Sentinels in Long Still Rows

Sentinels in Long Still Rows

Libraries never let us forget who we are, for their worth stands by the knowledge they keep and save for us.

Returning the Favor

On a cold, terribly windy January evening this year, I presented a program at the Wright Memorial Library in Oakwood, Ohio. I’d not been there before. We drove, my husband and I, for 45 minutes through the windswept, snowy landscape to get there. I was certain we would not have many people this bitter night.

We were ushered into a lecture/meeting room that seated about 75. People came in slowly. Before a presentation is the time when I gather my nerves and my thoughts, and hope that my written talk will be variously amusing, thoughtful, and of interest to the audience.
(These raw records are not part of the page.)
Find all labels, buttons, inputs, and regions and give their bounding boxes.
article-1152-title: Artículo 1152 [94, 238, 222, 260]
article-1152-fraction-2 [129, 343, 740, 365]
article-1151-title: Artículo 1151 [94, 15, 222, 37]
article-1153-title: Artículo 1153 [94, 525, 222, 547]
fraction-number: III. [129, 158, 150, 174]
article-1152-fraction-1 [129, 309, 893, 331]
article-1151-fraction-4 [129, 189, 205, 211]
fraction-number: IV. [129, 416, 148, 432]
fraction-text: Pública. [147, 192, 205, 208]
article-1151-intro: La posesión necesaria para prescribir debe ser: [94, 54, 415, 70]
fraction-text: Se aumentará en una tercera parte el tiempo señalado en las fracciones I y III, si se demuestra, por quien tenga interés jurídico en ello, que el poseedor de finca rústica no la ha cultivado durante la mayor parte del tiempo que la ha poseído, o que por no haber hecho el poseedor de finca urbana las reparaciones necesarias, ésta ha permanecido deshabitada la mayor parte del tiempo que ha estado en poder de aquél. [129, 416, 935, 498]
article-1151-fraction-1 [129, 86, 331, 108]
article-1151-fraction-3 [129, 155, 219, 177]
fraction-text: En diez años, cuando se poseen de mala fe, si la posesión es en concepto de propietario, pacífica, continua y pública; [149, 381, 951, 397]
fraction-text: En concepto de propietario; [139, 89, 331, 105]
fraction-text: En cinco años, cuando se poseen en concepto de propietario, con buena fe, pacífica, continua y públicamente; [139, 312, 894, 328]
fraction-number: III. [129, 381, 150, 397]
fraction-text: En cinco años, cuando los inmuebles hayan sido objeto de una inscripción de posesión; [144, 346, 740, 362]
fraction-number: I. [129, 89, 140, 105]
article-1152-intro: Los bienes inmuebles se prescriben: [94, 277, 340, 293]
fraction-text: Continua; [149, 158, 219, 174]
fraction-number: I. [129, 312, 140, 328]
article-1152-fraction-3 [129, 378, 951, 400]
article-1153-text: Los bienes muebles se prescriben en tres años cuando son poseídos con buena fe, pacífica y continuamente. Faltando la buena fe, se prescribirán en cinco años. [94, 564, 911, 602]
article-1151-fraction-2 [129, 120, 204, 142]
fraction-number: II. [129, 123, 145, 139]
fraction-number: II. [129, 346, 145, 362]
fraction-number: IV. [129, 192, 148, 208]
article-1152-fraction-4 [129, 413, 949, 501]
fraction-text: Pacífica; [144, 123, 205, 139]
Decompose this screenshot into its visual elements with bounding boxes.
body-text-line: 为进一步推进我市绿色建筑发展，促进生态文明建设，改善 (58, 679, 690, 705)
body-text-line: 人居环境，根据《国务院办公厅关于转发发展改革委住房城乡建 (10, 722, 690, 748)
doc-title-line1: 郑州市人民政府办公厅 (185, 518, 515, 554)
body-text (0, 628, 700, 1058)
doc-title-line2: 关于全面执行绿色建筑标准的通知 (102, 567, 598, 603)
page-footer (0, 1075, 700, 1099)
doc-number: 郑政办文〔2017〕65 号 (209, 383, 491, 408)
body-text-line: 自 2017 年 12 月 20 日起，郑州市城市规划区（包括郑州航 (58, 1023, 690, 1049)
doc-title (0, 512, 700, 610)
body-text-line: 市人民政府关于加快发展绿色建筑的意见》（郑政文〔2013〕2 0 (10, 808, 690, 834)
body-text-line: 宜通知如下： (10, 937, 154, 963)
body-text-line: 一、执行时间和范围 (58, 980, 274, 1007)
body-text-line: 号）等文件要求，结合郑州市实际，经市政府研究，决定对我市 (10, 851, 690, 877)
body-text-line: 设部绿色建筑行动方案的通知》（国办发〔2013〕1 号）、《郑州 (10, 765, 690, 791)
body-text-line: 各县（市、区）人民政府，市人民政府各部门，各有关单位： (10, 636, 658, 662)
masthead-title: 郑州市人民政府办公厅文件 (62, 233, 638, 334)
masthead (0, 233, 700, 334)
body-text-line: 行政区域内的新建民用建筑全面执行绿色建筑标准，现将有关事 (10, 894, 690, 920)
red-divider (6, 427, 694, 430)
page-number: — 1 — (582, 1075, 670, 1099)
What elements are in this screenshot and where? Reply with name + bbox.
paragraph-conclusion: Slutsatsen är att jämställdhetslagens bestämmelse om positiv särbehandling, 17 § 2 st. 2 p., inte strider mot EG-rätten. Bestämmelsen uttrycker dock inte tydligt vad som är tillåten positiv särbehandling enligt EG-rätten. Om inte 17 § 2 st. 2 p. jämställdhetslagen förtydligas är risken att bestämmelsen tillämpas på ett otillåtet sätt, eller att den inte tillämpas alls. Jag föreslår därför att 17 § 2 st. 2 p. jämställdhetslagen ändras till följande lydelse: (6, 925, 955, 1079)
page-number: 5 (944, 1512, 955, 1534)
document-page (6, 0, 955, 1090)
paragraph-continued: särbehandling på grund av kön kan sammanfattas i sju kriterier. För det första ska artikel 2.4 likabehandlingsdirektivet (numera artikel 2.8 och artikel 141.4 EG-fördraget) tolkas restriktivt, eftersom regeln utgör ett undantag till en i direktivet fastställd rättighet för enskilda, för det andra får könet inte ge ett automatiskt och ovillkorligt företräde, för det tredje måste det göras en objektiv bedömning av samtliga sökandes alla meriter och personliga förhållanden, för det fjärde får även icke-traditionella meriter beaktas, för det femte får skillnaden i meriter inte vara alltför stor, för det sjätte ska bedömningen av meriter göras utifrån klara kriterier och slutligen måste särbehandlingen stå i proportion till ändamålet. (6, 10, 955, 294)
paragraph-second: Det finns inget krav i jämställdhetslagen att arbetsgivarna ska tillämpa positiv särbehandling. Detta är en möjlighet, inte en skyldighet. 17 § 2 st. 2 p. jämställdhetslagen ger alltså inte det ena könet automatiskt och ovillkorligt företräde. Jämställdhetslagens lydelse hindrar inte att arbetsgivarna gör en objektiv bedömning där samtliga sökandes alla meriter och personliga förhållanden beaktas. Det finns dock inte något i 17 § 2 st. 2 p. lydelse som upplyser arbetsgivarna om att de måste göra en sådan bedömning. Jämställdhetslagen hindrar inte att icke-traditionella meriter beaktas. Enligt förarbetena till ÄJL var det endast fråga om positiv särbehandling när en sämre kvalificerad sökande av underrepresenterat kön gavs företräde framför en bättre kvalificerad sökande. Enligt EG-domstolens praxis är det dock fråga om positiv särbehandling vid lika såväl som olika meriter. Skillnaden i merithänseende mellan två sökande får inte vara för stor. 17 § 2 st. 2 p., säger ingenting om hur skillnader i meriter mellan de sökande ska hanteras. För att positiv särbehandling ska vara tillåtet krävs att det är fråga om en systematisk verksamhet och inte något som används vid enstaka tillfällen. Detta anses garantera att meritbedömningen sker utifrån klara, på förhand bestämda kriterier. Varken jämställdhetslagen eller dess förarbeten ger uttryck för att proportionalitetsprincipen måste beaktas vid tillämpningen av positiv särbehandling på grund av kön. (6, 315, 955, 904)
But one never knows for sure. Then it was time.

I was introduced by Tony Walder, director of the library, and I made my way to the podium. Reading my lecture, I looked up to discover the room was full – and still people came. Every seat was taken.

People stood three deep in the rear. They lined the walls, and children sat in bunches in front on the floor. Nothing so thrills an author than the effort the public makes to come hear her.

I always like my audiences in libraries. They are multi-generational – children, parents, grandparents. They are of variety, of diversity. They are teachers, librarians, other interested writers. All are singularly devoted to books. They understand they are the other side of the coin. The other hand, too, of the author. If I am the call, the audience is the response. I joked, saying they had all gone stir-crazy over the long capricious Ohio winter, and decided at last to get out of their houses this winter night, no matter what the “show” or the weather. They smiled, but weren’t to be dissuaded from their serious interest in my books for children.

I talked to them about what I do and why, about parallel culture communities, about cultural learning to be found in the literature I make, and what it means to be African American in this society. I told them that we of the parallel cultures want to be counted as givers to the learning process of children. We want our heritages and our contributions to society to be seen as significant contributions to the social order. We want our books in libraries so that all children can know about all of us. We learn about one another through the books we read and enjoy. Finally, we want to see our books as sentinels – brown, black, yellow, white, green, or purple – on the shelves.